It came as rather a shock to find out that the UK no longer makes ammonia after CF Fertilisers’ decision last month to permanently close its ammonia production on Teeside. MSM has the details. Sadly, given its economic significance, there was no mainstream TV news coverage.
CF Fertilisers is the British subsidiary of the US-based CF Industries and remains the only domestic producer of ammonium nitrate fertiliser which it makes from ammonia. It said that the decision was made in response to the UK’s high gas prices, which meant the plant could no longer be “cost-competitive”. This is completely in line with the Ricardian principle of comparative advantage. CF intends to continue to produce ammonium nitrate and nitric acid at the site, but will use ammonia imported from the USA or from anywhere where hydrogen is cheap(ish) to do this.
As all chemistry students know ammonia is produced by reacting hydrogen and nitrogen over a catalyst at a high temperature and pressure in the Haber Bosch process. The nitrogen comes from the air, but the hydrogen comes from natural gas which is much more expensive here than in the US – or the Gulf.

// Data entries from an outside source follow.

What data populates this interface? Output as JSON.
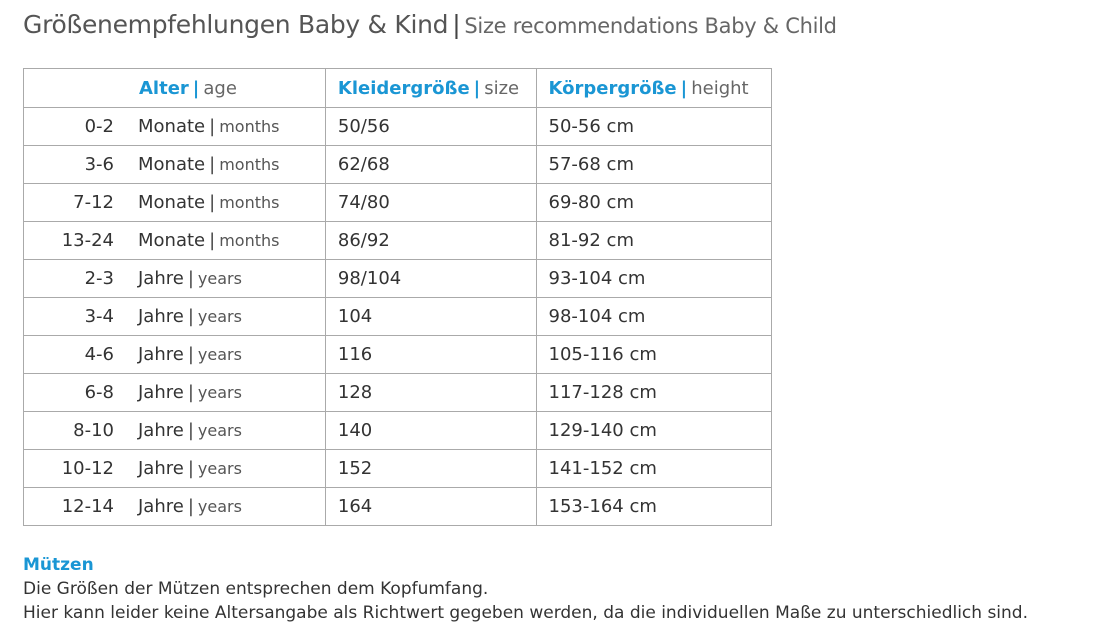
{
  "header": {
    "title": "Größenempfehlungen Baby & Kind",
    "subtitle": "Size recommendations Baby & Child"
  },
  "separator": "|",
  "table": {
    "columns": [
      {
        "de": "Alter",
        "en": "age"
      },
      {
        "de": "Kleidergröße",
        "en": "size"
      },
      {
        "de": "Körpergröße",
        "en": "height"
      }
    ],
    "rows": [
      {
        "range": "0-2",
        "unit_de": "Monate",
        "unit_en": "months",
        "size": "50/56",
        "height": "50-56 cm"
      },
      {
        "range": "3-6",
        "unit_de": "Monate",
        "unit_en": "months",
        "size": "62/68",
        "height": "57-68 cm"
      },
      {
        "range": "7-12",
        "unit_de": "Monate",
        "unit_en": "months",
        "size": "74/80",
        "height": "69-80 cm"
      },
      {
        "range": "13-24",
        "unit_de": "Monate",
        "unit_en": "months",
        "size": "86/92",
        "height": "81-92 cm"
      },
      {
        "range": "2-3",
        "unit_de": "Jahre",
        "unit_en": "years",
        "size": "98/104",
        "height": "93-104 cm"
      },
      {
        "range": "3-4",
        "unit_de": "Jahre",
        "unit_en": "years",
        "size": "104",
        "height": "98-104 cm"
      },
      {
        "range": "4-6",
        "unit_de": "Jahre",
        "unit_en": "years",
        "size": "116",
        "height": "105-116 cm"
      },
      {
        "range": "6-8",
        "unit_de": "Jahre",
        "unit_en": "years",
        "size": "128",
        "height": "117-128 cm"
      },
      {
        "range": "8-10",
        "unit_de": "Jahre",
        "unit_en": "years",
        "size": "140",
        "height": "129-140 cm"
      },
      {
        "range": "10-12",
        "unit_de": "Jahre",
        "unit_en": "years",
        "size": "152",
        "height": "141-152 cm"
      },
      {
        "range": "12-14",
        "unit_de": "Jahre",
        "unit_en": "years",
        "size": "164",
        "height": "153-164 cm"
      }
    ]
  },
  "notes": {
    "heading": "Mützen",
    "lines": [
      "Die Größen der Mützen entsprechen dem Kopfumfang.",
      "Hier kann leider keine Altersangabe als Richtwert gegeben werden, da die individuellen Maße zu unterschiedlich sind."
    ]
  }
}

So here we are, reliant on the self-interest of strangers once again to sell stuff to us. But that’s capitalism for you, with self-interest lying at its very heart. This is one of the reasons for capitalism's success its supporters say, often adding that self-interest can be more reliable in commerce than solidarity could ever be.
The decision by CF has implications for our carbon accounting and balance of payments. The hydrogen CF used to make from North sea methane will no longer be accounted for here, but elsewhere, so we'll seem to be marginally more carbon-virtuous than before. This is a small positive to offset the extra cost of all that imported ammonia which we're paying for in dollars.